特別に、収蔵庫に納められている薬師如来、釈迦如来立像、鎌倉期の如意輪観音像を拝ませていただきました。京都は火災が多かったため、古い仏像が余り残っていないとのこと、特に大きな物は残ってないそうです。薬師如来をお守りするための工夫を聞かせていただきました。
仏光寺 渋谷山と号する真宗仏光寺派の大本山である。
現在の建物は天明の大火や元治の兵火で焼失して以後の再建である。真宗伽藍特有の大師堂(御影堂)と本堂(阿弥陀堂)が併置されている。本堂に安置されている聖徳太子像は元応2年(1320)願主了源が尾張法印湛幸に作らせたもので像高94,5cm、木造の彩色像で重要文化財に指定されている。

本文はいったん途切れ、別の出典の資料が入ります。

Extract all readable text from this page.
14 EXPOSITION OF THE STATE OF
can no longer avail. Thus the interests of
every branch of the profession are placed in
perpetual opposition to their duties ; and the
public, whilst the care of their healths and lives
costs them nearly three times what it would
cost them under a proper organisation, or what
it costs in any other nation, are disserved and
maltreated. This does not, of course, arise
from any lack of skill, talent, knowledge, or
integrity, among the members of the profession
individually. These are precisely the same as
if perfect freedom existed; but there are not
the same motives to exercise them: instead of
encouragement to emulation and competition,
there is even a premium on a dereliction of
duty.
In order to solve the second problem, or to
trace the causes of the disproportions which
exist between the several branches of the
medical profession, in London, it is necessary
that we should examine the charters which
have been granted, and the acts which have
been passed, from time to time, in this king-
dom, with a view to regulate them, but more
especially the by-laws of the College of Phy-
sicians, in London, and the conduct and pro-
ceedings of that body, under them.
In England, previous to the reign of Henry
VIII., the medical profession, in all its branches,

本堂のお内陣にまで案内していただき、直接聖徳太子像も拝見できた。その他七高僧方も木像で立派なものであった。
管大臣神社 祭神 菅原道真公、尼神、大己貴命
菅原道真公の紅・白梅殿という邸宅や、管家廊下と称する学問所の跡で、また公誕生の地と伝えられ、境内には産湯の井戸が保存されている。仏光寺通を中心に南北二町、東西一町が当時の邸宅で、公大宰府へ左遷に当り「東風吹かばにほいおこせよ梅の花 主なしとて春なわすれそ」と詠まれた飛梅の地である。